E ancora l’artista Mauro Tippolotti, già presidente del consiglio regionale dell’Umbria, contattato dal Corriere dell’Umbria ha detto: "Per me è importante mettere in evidenza un operazione che, ai tempi, non si era ancora mai vista. Il talento di Angelo Buonumori e Gianni Sani permise di fare un’installazione molto all'avanguardia per l’epoca. L'idea, ripresa in seguito dalle luci d'artista di Torino negli anni '80, era quella di utilizzare l'arte non come elemento di decorazione, ma di intervento in uno scenario architettonico, in un contenitore con caratteristiche di grande storia e tradizione. A spiccare tra gli elementi della proposta del ’71, il simbolo della spirale luminosa, che rimanda direttamente alla sequenza matematica di Fibonacci e alla sezione aurea. Questi elementi, che l'artista sente scorrere dentro di sé e che ama esprimere, li ritroviamo in natura, diventando l'archetipo della dimensione della progressività aurea. Oltre a valorizzare i nostri monumenti principali, come Palazzo dei Priori, la composizione, realizzata con tubi colorati e lampadine, prevedeva un percorso dove la gente poteva inserirsi, proprio come nella spirale presente in Piazza della Repubblica. Questo inserimento naturale del fruitore nell'opera d'arte, che anticipava richiami successivi come gli specchi di Pistoletto, è stato concettualmente all'avanguardia e fondamentale”. 

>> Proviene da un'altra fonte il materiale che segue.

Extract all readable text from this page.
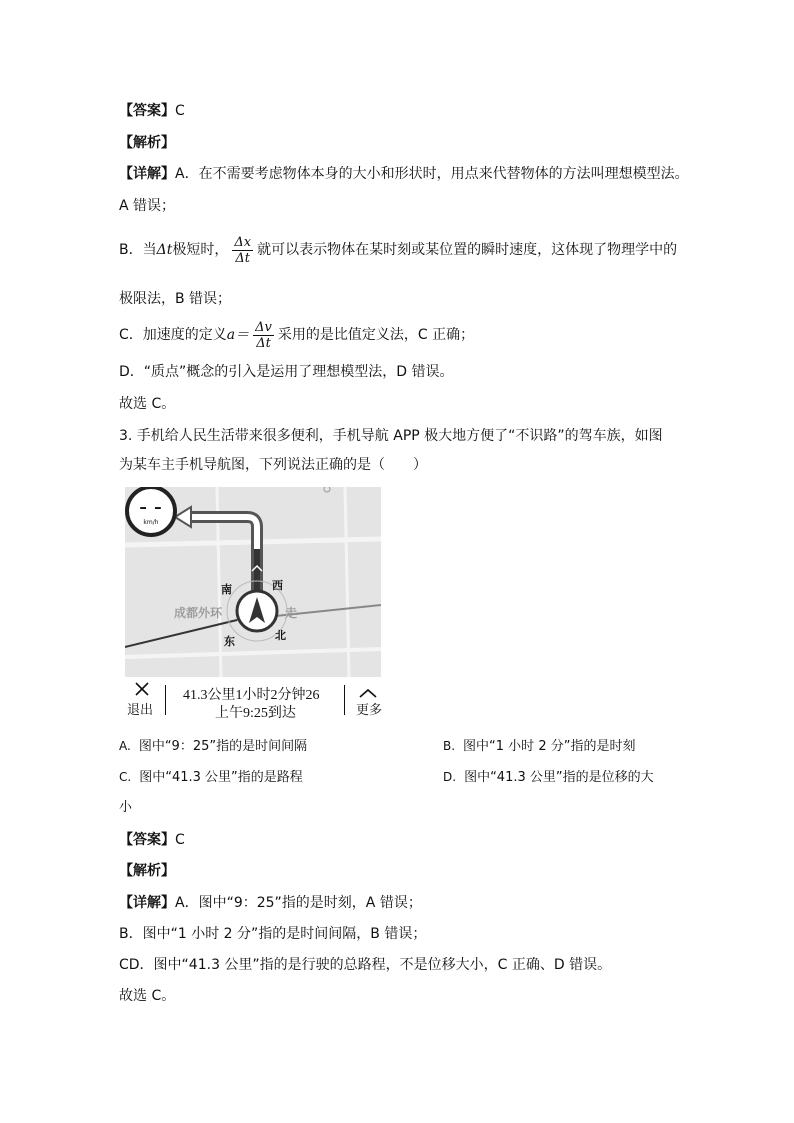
【答案】C
【解析】
【详解】A．在不需要考虑物体本身的大小和形状时，用点来代替物体的方法叫理想模型法。
A 错误；
B．当Δt极短时， $\frac{\Delta x}{\Delta t}$ 就可以表示物体在某时刻或某位置的瞬时速度，这体现了物理学中的
极限法，B 错误；
C．加速度的定义$a= \frac{\Delta v}{\Delta t}$ 采用的是比值定义法，C 正确；
D．“质点”概念的引入是运用了理想模型法，D 错误。
故选 C。
3. 手机给人民生活带来很多便利，手机导航 APP 极大地方便了“不识路”的驾车族，如图
为某车主手机导航图，下列说法正确的是（　　）
– –
km/h
南	西
东	北
成都外环	走
退出
41.3公里1小时2分钟26
上午9:25到达	更多
A. 图中“9：25”指的是时间间隔	B. 图中“1 小时 2 分”指的是时刻
C. 图中“41.3 公里”指的是路程	D. 图中“41.3 公里”指的是位移的大
小
【答案】C
【解析】
【详解】A．图中“9：25”指的是时刻，A 错误；
B．图中“1 小时 2 分”指的是时间间隔，B 错误；
CD．图中“41.3 公里”指的是行驶的总路程，不是位移大小，C 正确、D 错误。
故选 C。
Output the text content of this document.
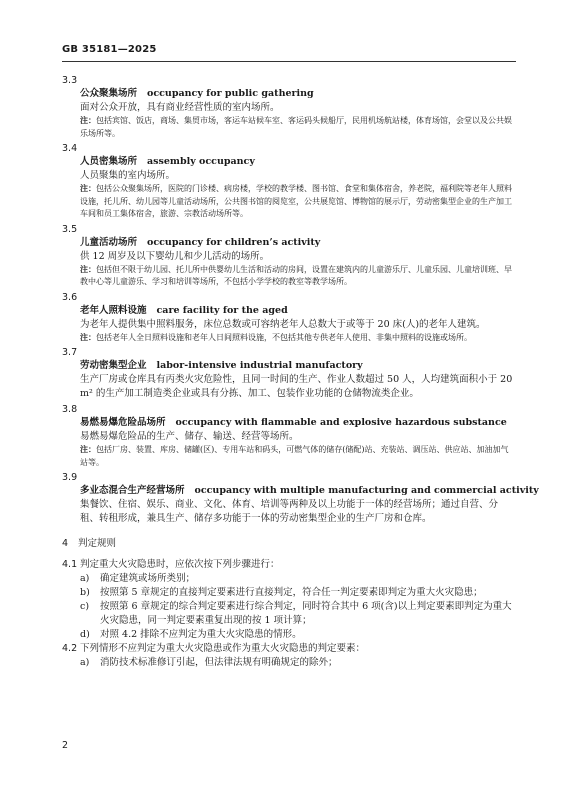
GB 35181—2025
3.3
公众聚集场所 occupancy for public gathering
面对公众开放，具有商业经营性质的室内场所。
注：包括宾馆、饭店，商场、集贸市场，客运车站候车室、客运码头候船厅，民用机场航站楼，体育场馆，会堂以及公共娱乐场所等。
3.4
人员密集场所 assembly occupancy
人员聚集的室内场所。
注：包括公众聚集场所，医院的门诊楼、病房楼，学校的教学楼、图书馆、食堂和集体宿舍，养老院，福利院等老年人照料设施，托儿所、幼儿园等儿童活动场所，公共图书馆的阅览室，公共展览馆、博物馆的展示厅，劳动密集型企业的生产加工车间和员工集体宿舍，旅游、宗教活动场所等。
3.5
儿童活动场所 occupancy for children’s activity
供 12 周岁及以下婴幼儿和少儿活动的场所。
注：包括但不限于幼儿园、托儿所中供婴幼儿生活和活动的房间，设置在建筑内的儿童游乐厅、儿童乐园、儿童培训班、早教中心等儿童游乐、学习和培训等场所，不包括小学学校的教室等教学场所。
3.6
老年人照料设施 care facility for the aged
为老年人提供集中照料服务，床位总数或可容纳老年人总数大于或等于 20 床(人)的老年人建筑。
注：包括老年人全日照料设施和老年人日间照料设施，不包括其他专供老年人使用、非集中照料的设施或场所。
3.7
劳动密集型企业 labor-intensive industrial manufactory
生产厂房或仓库具有丙类火灾危险性，且同一时间的生产、作业人数超过 50 人，人均建筑面积小于 20 m² 的生产加工制造类企业或具有分拣、加工、包装作业功能的仓储物流类企业。
3.8
易燃易爆危险品场所 occupancy with flammable and explosive hazardous substance
易燃易爆危险品的生产、储存、输送、经营等场所。
注：包括厂房、装置、库房、储罐(区)、专用车站和码头，可燃气体的储存(储配)站、充装站、调压站、供应站、加油加气站等。
3.9
多业态混合生产经营场所 occupancy with multiple manufacturing and commercial activity
集餐饮、住宿、娱乐、商业、文化、体育、培训等两种及以上功能于一体的经营场所；通过自营、分租、转租形成，兼具生产、储存多功能于一体的劳动密集型企业的生产厂房和仓库。
4 判定规则
4.1 判定重大火灾隐患时，应依次按下列步骤进行：
a) 确定建筑或场所类别；
b) 按照第 5 章规定的直接判定要素进行直接判定，符合任一判定要素即判定为重大火灾隐患；
c) 按照第 6 章规定的综合判定要素进行综合判定，同时符合其中 6 项(含)以上判定要素即判定为重大火灾隐患，同一判定要素重复出现的按 1 项计算；
d) 对照 4.2 排除不应判定为重大火灾隐患的情形。
4.2 下列情形不应判定为重大火灾隐患或作为重大火灾隐患的判定要素：
a) 消防技术标准修订引起，但法律法规有明确规定的除外；
2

Infine anche il fotografo Armando Flores Rodas: “Avevo 10 anni, mi ricordo benissimo quell'anno e di quei bellissimi tubi illuminati. Sembrava di essere dentro a un film di fantascienza. Ero bambino e il Serpentone lo interpretai come una stella cometa che lasciava una scia di luce dietro di sé, passando sopra le teste di tutti noi. Una scia di luce inserita molto bene in un contesto moderno. Fu un'opera tecnicamente ardua, avvolse tutto il centro, non solo Corso Vannucci, in modo irregolare e affascinante. Mi ricordo che noi ragazzini giravamo intorno ai tubi, trasformandosi in uno svago. È l’unica installazione che ricordo perfettamente, nonostante siano passati 54 anni”.

E dopo il Natale 1971?

L’anno successivo, Buonumori e Sani, contattati nuovamente dal presidente del Consorzio dei Commercianti, proposero tante grandi vele dove proiettare i monumenti più significativi della città. Non venne accettata. Perugia decise di tornare palcoscenico e vetrina della più rassicurante strada della tradizione.